Se la guerra in Medio Oriente, nucleare o cybernetica, è ritenuta probabile, il rischio terrorismo, in un groviglio inestricabile fra crisi finanziaria, scenari bellici e attacchi mortali, è per gli scienziati più concreto. Dice Friedrich Steinhäusler, docente di Fisica e biofisica all'Università di Salisburgo (Austria): «In Europa, ogni ogni giorno ci sono due attentati terroristici falliti». E il problema più concreto sono le bombe sporche: «Negli Usa vanno perdute ogni anno 30mila fonti radioattive - prosegue Steinhäusler - che possono essere utilizzate per le bombe sporche». Ma l'Occidente, nella morsa della crisi, non ha così tante sostanze per difendersi: il piano FP7 stanzia 50,5 miliardi di euro per sicurezza e terrorismo dal 2007 al 2013, ma solo 1,3 miliardi è destinato alla sicurezza. Quella che bisognerebbe raffinare dato che «dopo l'11 settembre 2001 è diminuita molto la preparazione per compiere attentati terroristici, ma è aumentata la creazione di network del terrore», come ha detto Annette Sobel, dell'Office of the secretary of defense - nuclear, chemical, biological matters degli Stati Uniti.
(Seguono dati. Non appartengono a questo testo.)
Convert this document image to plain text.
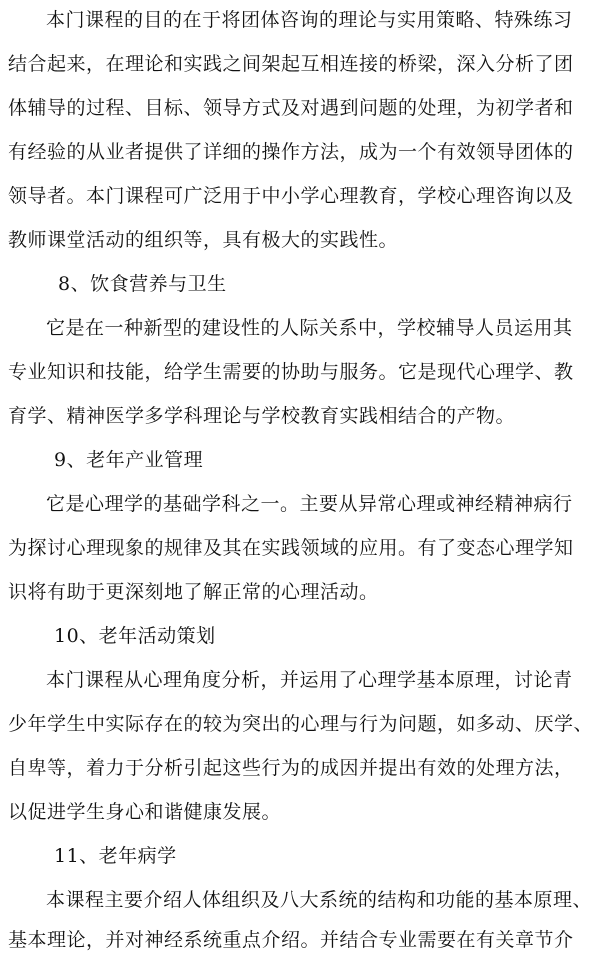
本门课程的目的在于将团体咨询的理论与实用策略、特殊练习
结合起来，在理论和实践之间架起互相连接的桥梁，深入分析了团
体辅导的过程、目标、领导方式及对遇到问题的处理，为初学者和
有经验的从业者提供了详细的操作方法，成为一个有效领导团体的
领导者。本门课程可广泛用于中小学心理教育，学校心理咨询以及
教师课堂活动的组织等，具有极大的实践性。
8、饮食营养与卫生
它是在一种新型的建设性的人际关系中，学校辅导人员运用其
专业知识和技能，给学生需要的协助与服务。它是现代心理学、教
育学、精神医学多学科理论与学校教育实践相结合的产物。
9、老年产业管理
它是心理学的基础学科之一。主要从异常心理或神经精神病行
为探讨心理现象的规律及其在实践领域的应用。有了变态心理学知
识将有助于更深刻地了解正常的心理活动。
10、老年活动策划
本门课程从心理角度分析，并运用了心理学基本原理，讨论青
少年学生中实际存在的较为突出的心理与行为问题，如多动、厌学、
自卑等，着力于分析引起这些行为的成因并提出有效的处理方法，
以促进学生身心和谐健康发展。
11、老年病学
本课程主要介绍人体组织及八大系统的结构和功能的基本原理、
基本理论，并对神经系统重点介绍。并结合专业需要在有关章节介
Fra le emergenze di cui si è dibattuto a Erice, anche quella legata al clima. Václav Klaus, presidente della Repubblica Ceca, ha criticato l'organizzazione dell'Ipcc (Intergovernmental panel on climate change, gruppo intergovernativo di esperti sul cambiamento climatico): «Il vero problema non è il clima o il riscaldamento globale, ma la dottrina del riscaldamento globale e delle sue conseguenze: è priva di qualunque connessione con la temperatura globale. Fermo restando che non si possono mettere in atto tentativi irrazionali di mitigare l'effetto umano sulla temperatura globale, le perdite economiche connesse con il riscaldamento globale saranno prevedibilmente molto basse. Le perdite generate da una lotta senza quartiere al riscaldamento globale sarebbero molto, molto più grandi».